Natwar admits he wrote letter to help Sehgal
The EAM says the letter was request to Iraqi authorities to help Andaleeb, but there was nothing wrong in it.
Former minister Natwar Singh on Friday night admitted that he wrote to Iraqi authorities to help Andaleeb Sehgal, a friend of his son Jagat, and insisted there was nothing wrong about it.

The former minister told a TV news channel that he had told Justice Pathak that the signatures on the letters were his, but the language was not his. He asked the government to make the letters public. “Let the nation know what I wrote,” he said.

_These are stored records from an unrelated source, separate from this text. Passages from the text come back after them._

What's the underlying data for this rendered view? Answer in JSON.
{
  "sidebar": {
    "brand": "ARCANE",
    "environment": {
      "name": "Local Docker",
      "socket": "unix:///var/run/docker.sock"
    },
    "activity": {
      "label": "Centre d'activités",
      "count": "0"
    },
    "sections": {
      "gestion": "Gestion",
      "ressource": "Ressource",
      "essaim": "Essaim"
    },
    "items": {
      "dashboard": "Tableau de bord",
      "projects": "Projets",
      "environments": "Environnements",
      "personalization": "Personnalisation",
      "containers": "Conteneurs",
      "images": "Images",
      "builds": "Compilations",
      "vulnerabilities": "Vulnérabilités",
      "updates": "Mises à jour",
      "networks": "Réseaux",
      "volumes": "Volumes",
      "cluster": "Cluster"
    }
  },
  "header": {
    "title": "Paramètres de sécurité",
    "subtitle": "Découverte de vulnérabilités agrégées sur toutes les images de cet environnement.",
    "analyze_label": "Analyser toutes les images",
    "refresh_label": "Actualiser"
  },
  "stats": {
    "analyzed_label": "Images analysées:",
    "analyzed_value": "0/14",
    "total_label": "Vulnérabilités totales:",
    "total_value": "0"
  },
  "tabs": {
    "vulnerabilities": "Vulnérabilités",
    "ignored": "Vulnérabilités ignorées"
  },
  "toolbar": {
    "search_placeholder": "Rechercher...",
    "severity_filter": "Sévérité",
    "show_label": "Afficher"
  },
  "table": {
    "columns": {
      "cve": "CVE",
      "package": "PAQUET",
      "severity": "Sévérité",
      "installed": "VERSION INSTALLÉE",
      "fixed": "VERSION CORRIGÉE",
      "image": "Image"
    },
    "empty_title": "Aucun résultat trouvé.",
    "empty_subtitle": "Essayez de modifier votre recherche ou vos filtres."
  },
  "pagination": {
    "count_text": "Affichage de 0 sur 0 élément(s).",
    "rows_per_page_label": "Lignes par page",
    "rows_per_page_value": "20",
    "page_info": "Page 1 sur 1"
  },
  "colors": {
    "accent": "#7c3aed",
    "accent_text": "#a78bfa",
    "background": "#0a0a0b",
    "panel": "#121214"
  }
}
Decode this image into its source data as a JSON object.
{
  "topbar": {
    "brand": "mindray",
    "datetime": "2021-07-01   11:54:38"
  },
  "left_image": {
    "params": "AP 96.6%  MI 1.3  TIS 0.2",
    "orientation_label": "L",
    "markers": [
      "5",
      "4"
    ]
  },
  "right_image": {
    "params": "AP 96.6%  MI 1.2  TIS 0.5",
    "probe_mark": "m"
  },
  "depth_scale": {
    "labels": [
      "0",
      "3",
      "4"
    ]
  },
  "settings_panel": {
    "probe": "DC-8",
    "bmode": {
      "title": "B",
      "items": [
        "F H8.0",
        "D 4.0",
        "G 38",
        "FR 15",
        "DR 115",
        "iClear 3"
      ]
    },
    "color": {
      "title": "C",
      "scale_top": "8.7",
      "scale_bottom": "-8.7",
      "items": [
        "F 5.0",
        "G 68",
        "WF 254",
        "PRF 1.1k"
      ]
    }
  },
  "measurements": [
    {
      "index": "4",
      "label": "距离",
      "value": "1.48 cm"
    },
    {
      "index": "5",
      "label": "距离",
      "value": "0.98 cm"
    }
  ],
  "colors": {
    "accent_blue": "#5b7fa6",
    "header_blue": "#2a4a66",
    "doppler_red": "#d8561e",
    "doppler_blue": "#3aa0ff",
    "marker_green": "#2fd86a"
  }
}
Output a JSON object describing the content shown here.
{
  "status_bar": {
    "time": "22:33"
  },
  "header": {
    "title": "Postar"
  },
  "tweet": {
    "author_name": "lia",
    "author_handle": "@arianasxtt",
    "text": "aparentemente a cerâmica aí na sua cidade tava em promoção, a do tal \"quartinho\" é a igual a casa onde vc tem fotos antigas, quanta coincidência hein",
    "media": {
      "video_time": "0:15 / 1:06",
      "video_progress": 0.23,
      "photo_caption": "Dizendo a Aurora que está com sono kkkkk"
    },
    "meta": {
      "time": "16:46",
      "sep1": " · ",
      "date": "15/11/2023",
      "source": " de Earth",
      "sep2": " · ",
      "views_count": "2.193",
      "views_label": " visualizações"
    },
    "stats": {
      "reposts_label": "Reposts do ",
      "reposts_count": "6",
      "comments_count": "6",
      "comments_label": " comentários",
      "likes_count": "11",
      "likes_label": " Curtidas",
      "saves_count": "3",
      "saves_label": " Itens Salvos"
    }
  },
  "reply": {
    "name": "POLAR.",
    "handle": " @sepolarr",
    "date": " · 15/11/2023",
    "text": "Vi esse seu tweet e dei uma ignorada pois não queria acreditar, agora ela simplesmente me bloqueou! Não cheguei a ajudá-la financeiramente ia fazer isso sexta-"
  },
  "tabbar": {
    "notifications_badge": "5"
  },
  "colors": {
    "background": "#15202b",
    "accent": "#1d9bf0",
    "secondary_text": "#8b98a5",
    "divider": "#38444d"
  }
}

"Even if I wrote those letters, where is it specified that give them oil contracts, give them vouchers, do this and other things. I have said he is a young man, he is coming to you. Please help him," Singh said justifying his letters.
Asked whether Sehgal getting the oil vouchers in the name of Congress party could not be construed as acting as a middleman for him, Singh said Swiss company Masefield AG had said it had not heard of Natwar Singh.
"Have I signed any contract or have I got any voucher, have I got any receipt? Do I have a foreign bank account? Does my son have a foreign bank account? No," he said.
He rejected a demand for a CBI inquiry, saying it was a FEMA case.
Left sceptical
It would be difficult to prove corruption charges against former foreign minister Natwar Singh, as the Justice Pathak Inquiry Authority report has not proved any charge against him, CPI (M) leader Sitaram Yechury said on Friday.